By Jim Young
The Crossville city council will meet in special-called session Monday at 6 p.m. and the agenda includes what could be the final discussions and decision on the 2013-'14 fiscal year budget and items to review recent council discussions that one councilman is calling “Crossville circus.”
While a majority of the work on the new fiscal year's budget that starts July 1 is complete, two major decisions remain to be made. The council has discussed the possibility of a 6-cent property tax increase to help pay ever rising garbage pickup disposal costs. The tax increase would cost someone whose residential property is worth $100,000 an additional $15 per year.
The other decision to be made concerns raises for city employees. For two out of the last four years, employees received no pay increase at all and small ones in the other two years. Councilman Pete Souza has pushed for a 4 percent pay increase for all employees. Other councilmen have discussed a three percent raise and dropping the tax increase. Another alternative plan discussed previously was for employees paid less than $40,000 to get a 4 percent increase while those above that salary would get 2 percent.
The third and final readings of the budget and tax rate are on the called meeting agenda.
The council has two items on the agenda related to the tense situation that took place near the end of the council's regular June meeting involving Interim City Manager Jack Miller and City Clerk Sally Oglesby. A motion to dismiss Miller failed after it ended in a tie vote and he maintained his temporary employment with the city.
Councilman Jesse Kerley has requested an item on the agenda he calls “Crossville circus.” Souza has also requested an item on the agenda that he refers to as “Matters relative to unethical use of authority by Mayor Graham and Mayor Pro-Tem Wyatt.”
The discussion at the council meeting earlier this month stemmed from a staff meeting held by Miller June 7 with a number of city department heads. An unofficial tape of the staff meeting was provided to city council members and to the Crossville Chronicle. Part of the discussion at the staff meeting involved an email in which the city clerk felt she was attacked by one of the council members. When Miller pressed for details, Oglesby said she was not comfortable discussing it. She did say she stood up for herself.
As the discussion became heated in the staff meeting, Oglesby said she felt that she was on trial. Crossville Mayor J.H. Graham III happened to stop by city hall to pick up his mail and overheard part of the meeting. He brought up the matter at the council, meeting saying the tone of the meeting was inappropriate, leading eventually to the vote about Miller on a motion made by Councilman Danny Wyatt.

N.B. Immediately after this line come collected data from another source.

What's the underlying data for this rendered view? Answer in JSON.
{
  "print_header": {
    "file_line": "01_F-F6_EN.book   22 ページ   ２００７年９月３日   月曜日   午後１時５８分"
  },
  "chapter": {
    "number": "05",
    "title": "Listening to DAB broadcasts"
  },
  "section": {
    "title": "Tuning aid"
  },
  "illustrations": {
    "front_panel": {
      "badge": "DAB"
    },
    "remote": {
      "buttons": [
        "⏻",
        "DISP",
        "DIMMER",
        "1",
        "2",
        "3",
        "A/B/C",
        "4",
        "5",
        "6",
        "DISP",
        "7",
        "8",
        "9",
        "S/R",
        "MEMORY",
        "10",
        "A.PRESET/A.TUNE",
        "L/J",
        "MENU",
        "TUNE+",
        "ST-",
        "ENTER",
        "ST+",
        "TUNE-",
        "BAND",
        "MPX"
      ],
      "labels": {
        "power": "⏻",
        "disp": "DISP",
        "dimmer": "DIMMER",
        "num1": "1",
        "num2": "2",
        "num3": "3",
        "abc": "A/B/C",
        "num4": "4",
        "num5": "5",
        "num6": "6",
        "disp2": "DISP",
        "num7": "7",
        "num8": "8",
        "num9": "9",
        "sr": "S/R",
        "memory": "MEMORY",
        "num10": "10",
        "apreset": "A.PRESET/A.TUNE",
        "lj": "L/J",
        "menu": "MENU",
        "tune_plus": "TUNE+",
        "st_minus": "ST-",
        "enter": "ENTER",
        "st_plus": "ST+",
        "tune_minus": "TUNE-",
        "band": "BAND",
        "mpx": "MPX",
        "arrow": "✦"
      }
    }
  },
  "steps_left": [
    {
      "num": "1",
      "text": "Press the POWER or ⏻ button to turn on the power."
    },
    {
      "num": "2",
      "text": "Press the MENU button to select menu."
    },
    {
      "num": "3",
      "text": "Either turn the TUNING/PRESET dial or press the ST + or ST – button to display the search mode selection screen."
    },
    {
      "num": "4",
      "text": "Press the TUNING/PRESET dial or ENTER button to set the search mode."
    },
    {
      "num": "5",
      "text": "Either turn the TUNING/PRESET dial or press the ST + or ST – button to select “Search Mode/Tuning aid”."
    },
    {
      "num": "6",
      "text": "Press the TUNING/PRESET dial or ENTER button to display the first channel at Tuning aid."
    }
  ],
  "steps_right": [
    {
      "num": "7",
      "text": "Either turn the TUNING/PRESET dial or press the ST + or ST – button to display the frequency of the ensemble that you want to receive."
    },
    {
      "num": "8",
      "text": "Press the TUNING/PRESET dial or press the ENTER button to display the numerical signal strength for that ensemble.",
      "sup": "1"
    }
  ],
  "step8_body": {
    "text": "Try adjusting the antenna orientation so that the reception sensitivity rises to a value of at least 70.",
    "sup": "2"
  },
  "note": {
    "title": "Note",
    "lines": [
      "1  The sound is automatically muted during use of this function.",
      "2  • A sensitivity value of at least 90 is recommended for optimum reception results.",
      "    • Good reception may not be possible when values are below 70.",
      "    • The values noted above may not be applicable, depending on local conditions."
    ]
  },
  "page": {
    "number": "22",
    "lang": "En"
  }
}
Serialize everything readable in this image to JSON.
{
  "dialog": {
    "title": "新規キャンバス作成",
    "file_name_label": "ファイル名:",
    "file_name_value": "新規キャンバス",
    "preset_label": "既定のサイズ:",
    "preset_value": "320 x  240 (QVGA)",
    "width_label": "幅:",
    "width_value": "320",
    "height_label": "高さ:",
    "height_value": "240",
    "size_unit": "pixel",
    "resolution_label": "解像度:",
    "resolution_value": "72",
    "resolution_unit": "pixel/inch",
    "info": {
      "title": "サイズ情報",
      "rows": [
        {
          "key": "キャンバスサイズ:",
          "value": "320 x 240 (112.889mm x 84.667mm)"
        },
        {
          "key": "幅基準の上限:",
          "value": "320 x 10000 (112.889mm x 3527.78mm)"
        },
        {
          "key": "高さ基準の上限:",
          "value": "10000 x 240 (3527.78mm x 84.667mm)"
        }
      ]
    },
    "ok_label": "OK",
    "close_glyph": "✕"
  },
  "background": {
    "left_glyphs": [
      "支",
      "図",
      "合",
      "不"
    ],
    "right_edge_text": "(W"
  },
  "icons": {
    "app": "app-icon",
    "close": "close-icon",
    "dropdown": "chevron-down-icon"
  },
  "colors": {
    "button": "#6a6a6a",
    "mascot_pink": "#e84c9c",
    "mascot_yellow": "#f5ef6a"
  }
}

During the staff meeting, Miller tried to instruct Oglesby that she should not write resolutions or ordinances for council members and he wanted her to report to him any such action or information Oglesby got that might threaten him. It came out in the staff meeting that Wyatt had given Oglesby information and asked her to write a resolution concerning limiting Miller's power as the interim manager. That resolution passed at the May council meeting and was rescinded several days later. Oglesby said that council members will sometimes bring her items in confidence and she stated she would not violate those confidences.
Miller is heard to say on the recording he wanted the staff meeting discussion to stay private within the meeting and not be discussed with others. At least four of the staff meeting attendees are heard on the tape saying they felt the discussion held during the meeting was not appropriate in a staff meeting and should have been done in a private meeting.
Other items up for discussion on the agenda include Souza's proposal for a full-time city attorney. It was on the regular June agenda but was tabled until cKerley could be present for the discussion.
Graham wants the council discuss the possible purchase of additional property for industrial development. The proposed property is 145.3 acres south of Highway 70-N and adjacent to property the city already owns at the end of Maryetta Drive. The property is owned by the Swallows family and has been offered to the city at $11,111 an acre, for a total price of just over $1.6 million.